About Canary Wharf Group:

Canary Wharf Group (CWG) is the developer of the largest urban regeneration project in Europe. CWG develops, manages and currently owns interests in approximately 9 million square feet of mixed-use space and over 1,100 Build to Rent apartments. 

CWG is the largest sustainable developer in the UK and also excels operationally as it purchases 100% electricity from renewable sources since 2012 and zero waste to landfill since 2009. 

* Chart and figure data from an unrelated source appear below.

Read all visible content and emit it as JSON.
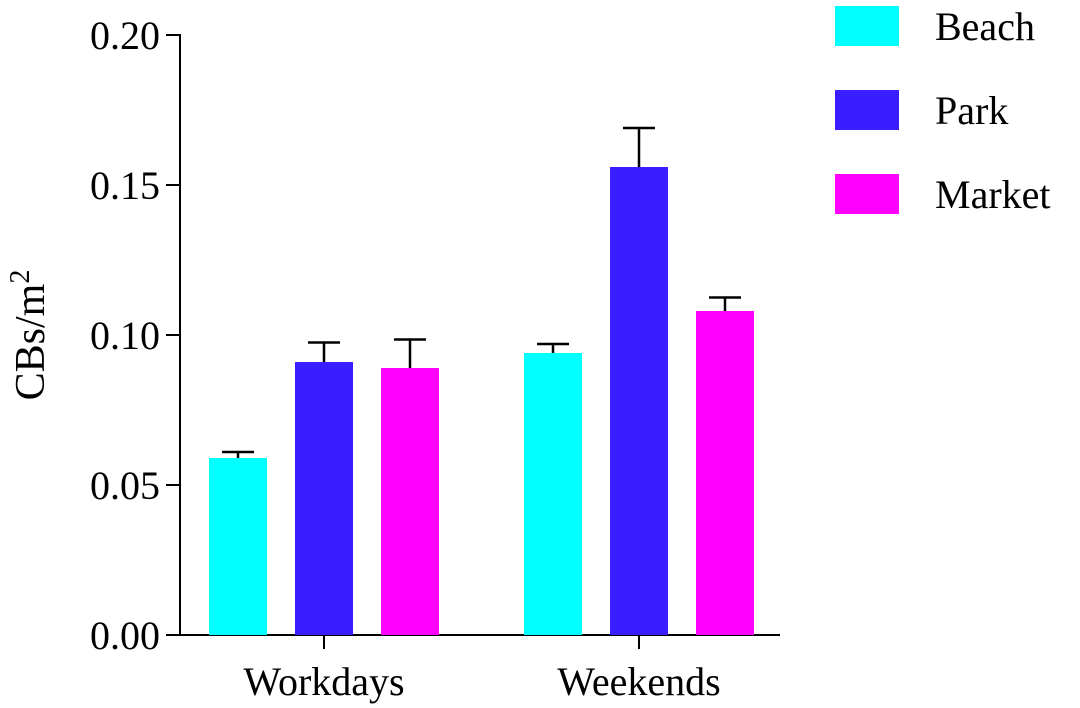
{
  "chart_data": {
    "type": "bar",
    "categories": [
      "Workdays",
      "Weekends"
    ],
    "series": [
      {
        "name": "Beach",
        "color": "#00FFFF",
        "values": [
          0.059,
          0.094
        ],
        "errors": [
          0.002,
          0.003
        ]
      },
      {
        "name": "Park",
        "color": "#3A1EFF",
        "values": [
          0.091,
          0.156
        ],
        "errors": [
          0.0065,
          0.013
        ]
      },
      {
        "name": "Market",
        "color": "#FF00FF",
        "values": [
          0.089,
          0.108
        ],
        "errors": [
          0.0095,
          0.0045
        ]
      }
    ],
    "ylabel": {
      "base": "CBs/m",
      "sup": "2"
    },
    "ylim": [
      0,
      0.2
    ],
    "yticks": [
      "0.00",
      "0.05",
      "0.10",
      "0.15",
      "0.20"
    ],
    "yticks_values": [
      0,
      0.05,
      0.1,
      0.15,
      0.2
    ],
    "grid": false,
    "legend_position": "top-right"
  }
}
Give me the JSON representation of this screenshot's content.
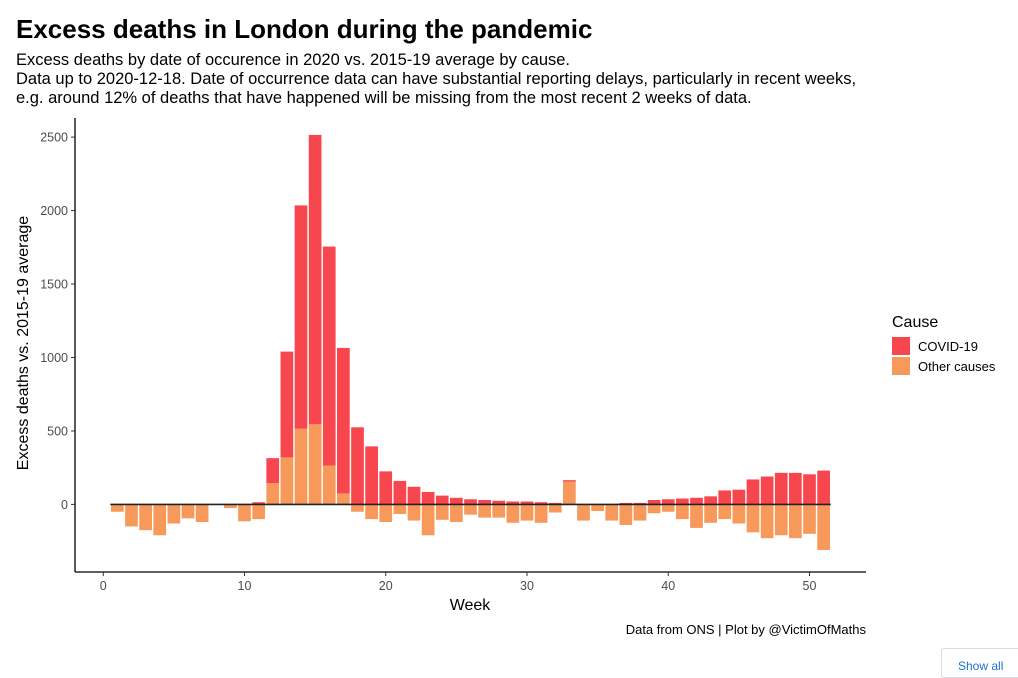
{
  "header": {
    "title": "Excess deaths in London during the pandemic",
    "subtitle_lines": [
      "Excess deaths by date of occurence in 2020 vs. 2015-19 average by cause.",
      "Data up to 2020-12-18. Date of occurrence data can have substantial reporting delays, particularly in recent weeks,",
      "e.g. around 12% of deaths that have happened will be missing from the most recent 2 weeks of data."
    ]
  },
  "caption": "Data from ONS | Plot by @VictimOfMaths",
  "show_all_button": {
    "label": "Show all"
  },
  "chart_data": {
    "type": "bar",
    "stacked": true,
    "xlabel": "Week",
    "ylabel": "Excess deaths vs. 2015-19 average",
    "xlim": [
      -2,
      54
    ],
    "ylim": [
      -460,
      2630
    ],
    "xticks": [
      0,
      10,
      20,
      30,
      40,
      50
    ],
    "yticks": [
      0,
      500,
      1000,
      1500,
      2000,
      2500
    ],
    "grid": false,
    "legend": {
      "title": "Cause",
      "position": "right"
    },
    "x": [
      1,
      2,
      3,
      4,
      5,
      6,
      7,
      8,
      9,
      10,
      11,
      12,
      13,
      14,
      15,
      16,
      17,
      18,
      19,
      20,
      21,
      22,
      23,
      24,
      25,
      26,
      27,
      28,
      29,
      30,
      31,
      32,
      33,
      34,
      35,
      36,
      37,
      38,
      39,
      40,
      41,
      42,
      43,
      44,
      45,
      46,
      47,
      48,
      49,
      50,
      51
    ],
    "series": [
      {
        "name": "COVID-19",
        "color": "#f8464f",
        "values": [
          0,
          0,
          0,
          0,
          0,
          0,
          0,
          0,
          0,
          0,
          15,
          170,
          720,
          1520,
          1970,
          1490,
          990,
          525,
          395,
          225,
          160,
          120,
          85,
          60,
          45,
          35,
          30,
          25,
          20,
          20,
          15,
          10,
          10,
          0,
          0,
          0,
          10,
          10,
          30,
          35,
          40,
          45,
          55,
          95,
          100,
          170,
          190,
          215,
          215,
          205,
          230
        ]
      },
      {
        "name": "Other causes",
        "color": "#f7995a",
        "values": [
          -50,
          -150,
          -175,
          -210,
          -130,
          -95,
          -120,
          0,
          -25,
          -115,
          -100,
          145,
          320,
          515,
          545,
          265,
          75,
          -50,
          -100,
          -120,
          -65,
          -110,
          -210,
          -105,
          -120,
          -70,
          -90,
          -90,
          -125,
          -110,
          -125,
          -55,
          155,
          -110,
          -45,
          -110,
          -140,
          -110,
          -60,
          -50,
          -100,
          -160,
          -125,
          -100,
          -130,
          -190,
          -230,
          -210,
          -230,
          -200,
          -310
        ]
      }
    ]
  }
}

CWG has created a 24/7 city where people can live, work and thrive on the Canary Wharf estate and enjoy all the benefits: great transport links, access to green spaces and waterside living; and a wide range of amenities including an award-winning arts and events programme. Canary Wharf’s retail offering comprises over 300 shops, including grocery stores, pharmacies, health clubs, bars and restaurants, all within 15 minutes’ walk.

The Company’s current £2bn construction activity and pipeline includes more than 500k sq ft NIA of commercial properties and over 2,300 new homes for sale and rent.